The system also supports specification of automated investigations that are executed whenever a defined type of incident takes place. IDentiWall automatically registers the results of the investigation in a digital investigation file and sends an alert with a link to the file to the appropriate investigator.

IDentiWall is designed to cooperate with other IDentiWall systems through the Syndication server.

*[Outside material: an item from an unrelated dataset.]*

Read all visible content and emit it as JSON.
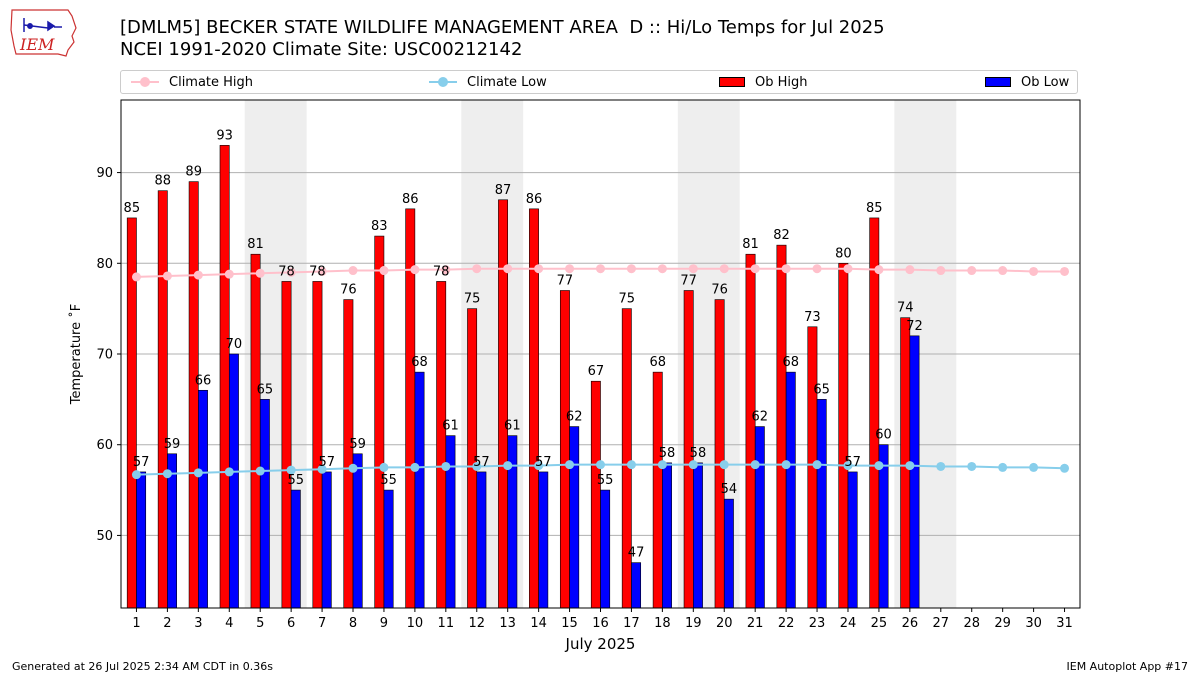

Cooperation in a syndicate means that whenever IDentiWall senses that it is the under massive cyber attack, it informs the syndicate of which it is a member.

In turn, the syndicate checks the policies it must execute upon receipt of the notification, and activates them.

Examples of this functionality can include:

• Sending alerts to other syndicate members to raise the security level by prohibiting certain activities on their protected web sites.
• Total shutdown of all online banking web sites if more than one bank is under massive attack.

The IDentiWall Secure eBanking platform is the ultimate solution for securing financial web sites.

IDentiWall continues to develop as new threats appear, based on the direct experience of some of the world's banking giants, ensuring that the platform will remain at the cutting edge of security services in the future.

Organizations that want to protect their web sites and their customers against every known type of attack will find an ideal solution in IDentiWall.